The solar panels are most effective when the sun’
s rays hit them head-on rather than at an angle. That is why solar panels are installed at a fixed angle that gets the maximum direct sunlight at their specific latitude. But, the angle of the sun’s light changes depending on the time of day and season. Photovoltaic trackers or PV trackers move solar panels along tracks that follow the arc of the sun. The trackers ensure that the sun’s rays always hit the panels head-on, so they are always performing at their peak. These systems do use about 5-10% of the energy produced by the panels, but the gains outweigh the losses. It has been observed that they can boost the generation of a solar panel by up to 40%, depending on the geographic location. They are generally too heavy to be used on rooftops, but they are used in other settings.
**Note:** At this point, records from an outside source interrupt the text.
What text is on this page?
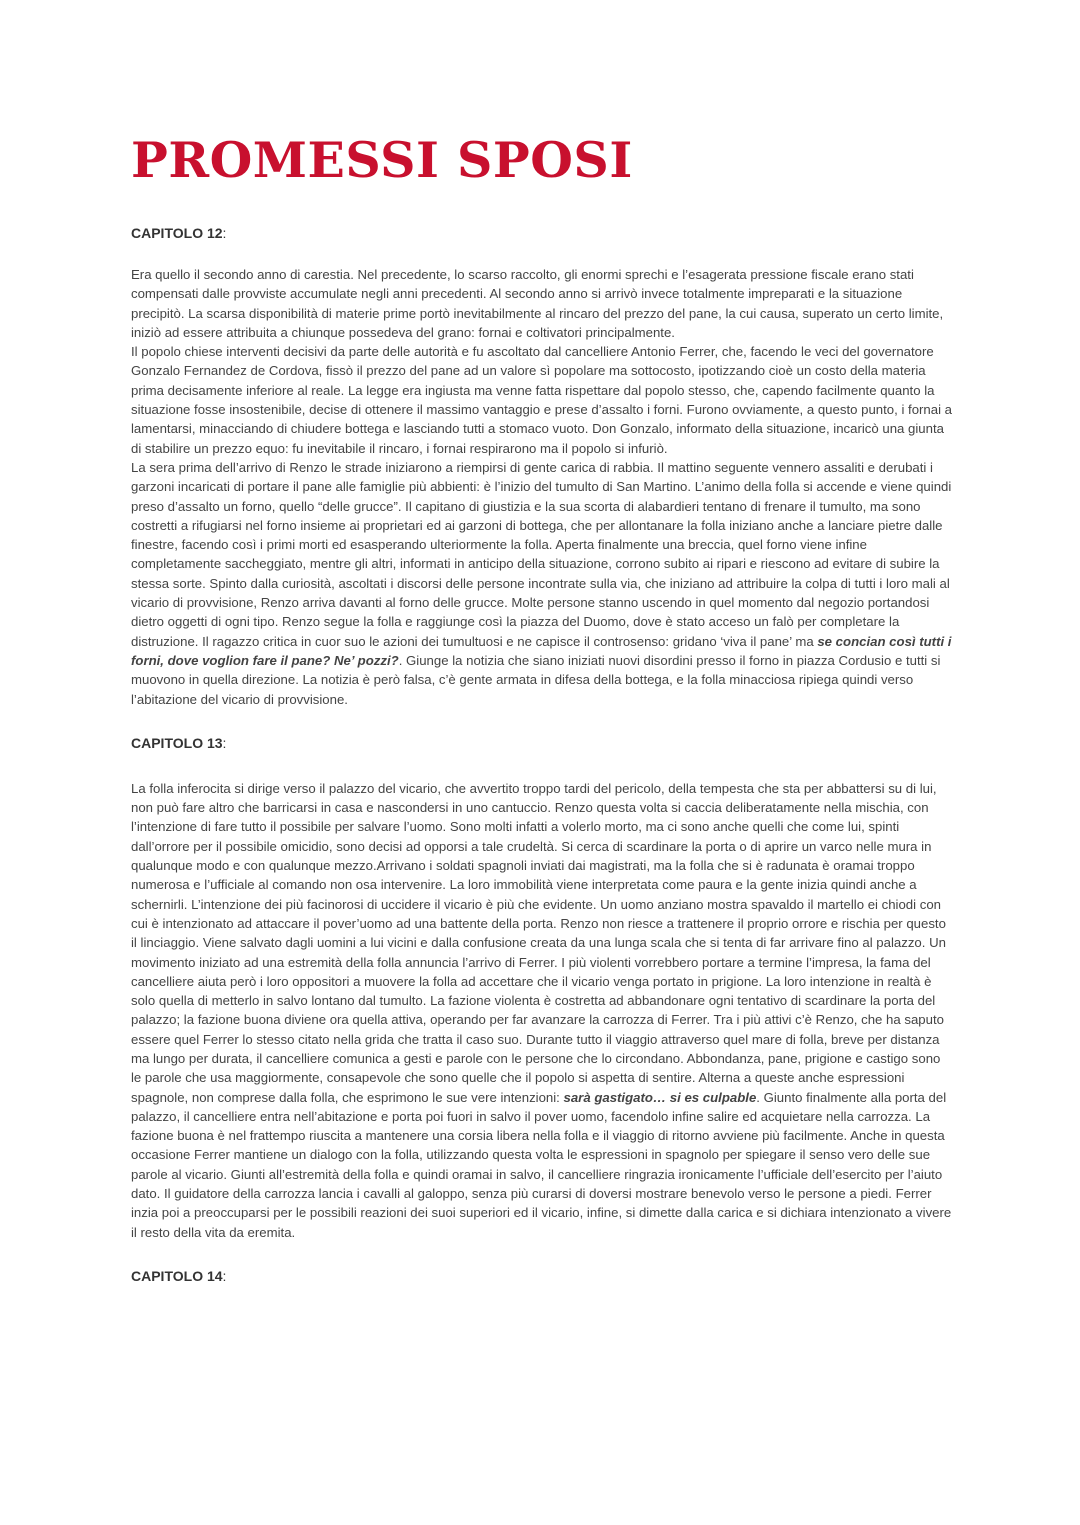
PROMESSI SPOSI

CAPITOLO 12:

Era quello il secondo anno di carestia. Nel precedente, lo scarso raccolto, gli enormi sprechi e l’esagerata pressione fiscale erano stati compensati dalle provviste accumulate negli anni precedenti. Al secondo anno si arrivò invece totalmente impreparati e la situazione precipitò. La scarsa disponibilità di materie prime portò inevitabilmente al rincaro del prezzo del pane, la cui causa, superato un certo limite, iniziò ad essere attribuita a chiunque possedeva del grano: fornai e coltivatori principalmente.

Il popolo chiese interventi decisivi da parte delle autorità e fu ascoltato dal cancelliere Antonio Ferrer, che, facendo le veci del governatore Gonzalo Fernandez de Cordova, fissò il prezzo del pane ad un valore sì popolare ma sottocosto, ipotizzando cioè un costo della materia prima decisamente inferiore al reale. La legge era ingiusta ma venne fatta rispettare dal popolo stesso, che, capendo facilmente quanto la situazione fosse insostenibile, decise di ottenere il massimo vantaggio e prese d’assalto i forni. Furono ovviamente, a questo punto, i fornai a lamentarsi, minacciando di chiudere bottega e lasciando tutti a stomaco vuoto. Don Gonzalo, informato della situazione, incaricò una giunta di stabilire un prezzo equo: fu inevitabile il rincaro, i fornai respirarono ma il popolo si infuriò.

La sera prima dell’arrivo di Renzo le strade iniziarono a riempirsi di gente carica di rabbia. Il mattino seguente vennero assaliti e derubati i garzoni incaricati di portare il pane alle famiglie più abbienti: è l’inizio del tumulto di San Martino. L’animo della folla si accende e viene quindi preso d’assalto un forno, quello “delle grucce”. Il capitano di giustizia e la sua scorta di alabardieri tentano di frenare il tumulto, ma sono costretti a rifugiarsi nel forno insieme ai proprietari ed ai garzoni di bottega, che per allontanare la folla iniziano anche a lanciare pietre dalle finestre, facendo così i primi morti ed esasperando ulteriormente la folla. Aperta finalmente una breccia, quel forno viene infine completamente saccheggiato, mentre gli altri, informati in anticipo della situazione, corrono subito ai ripari e riescono ad evitare di subire la stessa sorte. Spinto dalla curiosità, ascoltati i discorsi delle persone incontrate sulla via, che iniziano ad attribuire la colpa di tutti i loro mali al vicario di provvisione, Renzo arriva davanti al forno delle grucce. Molte persone stanno uscendo in quel momento dal negozio portandosi dietro oggetti di ogni tipo. Renzo segue la folla e raggiunge così la piazza del Duomo, dove è stato acceso un falò per completare la distruzione. Il ragazzo critica in cuor suo le azioni dei tumultuosi e ne capisce il controsenso: gridano ‘viva il pane’ ma se concian così tutti i forni, dove voglion fare il pane? Ne’ pozzi?. Giunge la notizia che siano iniziati nuovi disordini presso il forno in piazza Cordusio e tutti si muovono in quella direzione. La notizia è però falsa, c’è gente armata in difesa della bottega, e la folla minacciosa ripiega quindi verso l’abitazione del vicario di provvisione.

CAPITOLO 13:

La folla inferocita si dirige verso il palazzo del vicario, che avvertito troppo tardi del pericolo, della tempesta che sta per abbattersi su di lui, non può fare altro che barricarsi in casa e nascondersi in uno cantuccio. Renzo questa volta si caccia deliberatamente nella mischia, con l’intenzione di fare tutto il possibile per salvare l’uomo. Sono molti infatti a volerlo morto, ma ci sono anche quelli che come lui, spinti dall’orrore per il possibile omicidio, sono decisi ad opporsi a tale crudeltà. Si cerca di scardinare la porta o di aprire un varco nelle mura in qualunque modo e con qualunque mezzo.Arrivano i soldati spagnoli inviati dai magistrati, ma la folla che si è radunata è oramai troppo numerosa e l’ufficiale al comando non osa intervenire. La loro immobilità viene interpretata come paura e la gente inizia quindi anche a schernirli. L’intenzione dei più facinorosi di uccidere il vicario è più che evidente. Un uomo anziano mostra spavaldo il martello ei chiodi con cui è intenzionato ad attaccare il pover’uomo ad una battente della porta. Renzo non riesce a trattenere il proprio orrore e rischia per questo il linciaggio. Viene salvato dagli uomini a lui vicini e dalla confusione creata da una lunga scala che si tenta di far arrivare fino al palazzo. Un movimento iniziato ad una estremità della folla annuncia l’arrivo di Ferrer. I più violenti vorrebbero portare a termine l’impresa, la fama del cancelliere aiuta però i loro oppositori a muovere la folla ad accettare che il vicario venga portato in prigione. La loro intenzione in realtà è solo quella di metterlo in salvo lontano dal tumulto. La fazione violenta è costretta ad abbandonare ogni tentativo di scardinare la porta del palazzo; la fazione buona diviene ora quella attiva, operando per far avanzare la carrozza di Ferrer. Tra i più attivi c’è Renzo, che ha saputo essere quel Ferrer lo stesso citato nella grida che tratta il caso suo. Durante tutto il viaggio attraverso quel mare di folla, breve per distanza ma lungo per durata, il cancelliere comunica a gesti e parole con le persone che lo circondano. Abbondanza, pane, prigione e castigo sono le parole che usa maggiormente, consapevole che sono quelle che il popolo si aspetta di sentire. Alterna a queste anche espressioni spagnole, non comprese dalla folla, che esprimono le sue vere intenzioni: sarà gastigato… si es culpable. Giunto finalmente alla porta del palazzo, il cancelliere entra nell’abitazione e porta poi fuori in salvo il pover uomo, facendolo infine salire ed acquietare nella carrozza. La fazione buona è nel frattempo riuscita a mantenere una corsia libera nella folla e il viaggio di ritorno avviene più facilmente. Anche in questa occasione Ferrer mantiene un dialogo con la folla, utilizzando questa volta le espressioni in spagnolo per spiegare il senso vero delle sue parole al vicario. Giunti all’estremità della folla e quindi oramai in salvo, il cancelliere ringrazia ironicamente l’ufficiale dell’esercito per l’aiuto dato. Il guidatore della carrozza lancia i cavalli al galoppo, senza più curarsi di doversi mostrare benevolo verso le persone a piedi. Ferrer inzia poi a preoccuparsi per le possibili reazioni dei suoi superiori ed il vicario, infine, si dimette dalla carica e si dichiara intenzionato a vivere il resto della vita da eremita.

CAPITOLO 14:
Solar efficiency reduces at high temperatures, as the electrons get excited due to the heat, they have less room to absorb energy from the sun. They work best in moderate conditions. Agrivoltaics, in which solar panels are installed over crop fields, helps in reducing the problem of overheating as the crops release water through the leaves. The water cools down the surrounding area and brings the plant’s temperature down. Floatovoltaics, in which solar panels are kept over bodies of water, which are also cooler than the air, helps keep the panels cool. The most commonly used material for solar panels is silicon. According to the Shockley-Queisser limit, the maximum possible efficiency for silicon p-n junction cells is 33.7 percent. However, researchers have found other materials that can offer higher efficiency. Perovskite, a compound of calcium, titanium, and oxygen, offers the possibility of achieving efficiency levels close to 30% as the raw materials are less expensive and fabrication methods do not require high temperatures and such high precision as silicon cells do. A film of carbon nanotubes, when added over a solar cell, can trap the thermal radiation bouncing off the surface of the cells and channel it into narrow bandwidth photons that can be easily converted to electricity.
While all these technologies can enhance efficiency, and some of these are already being used commercially, the challenge to make these technologies feasible lies ahead.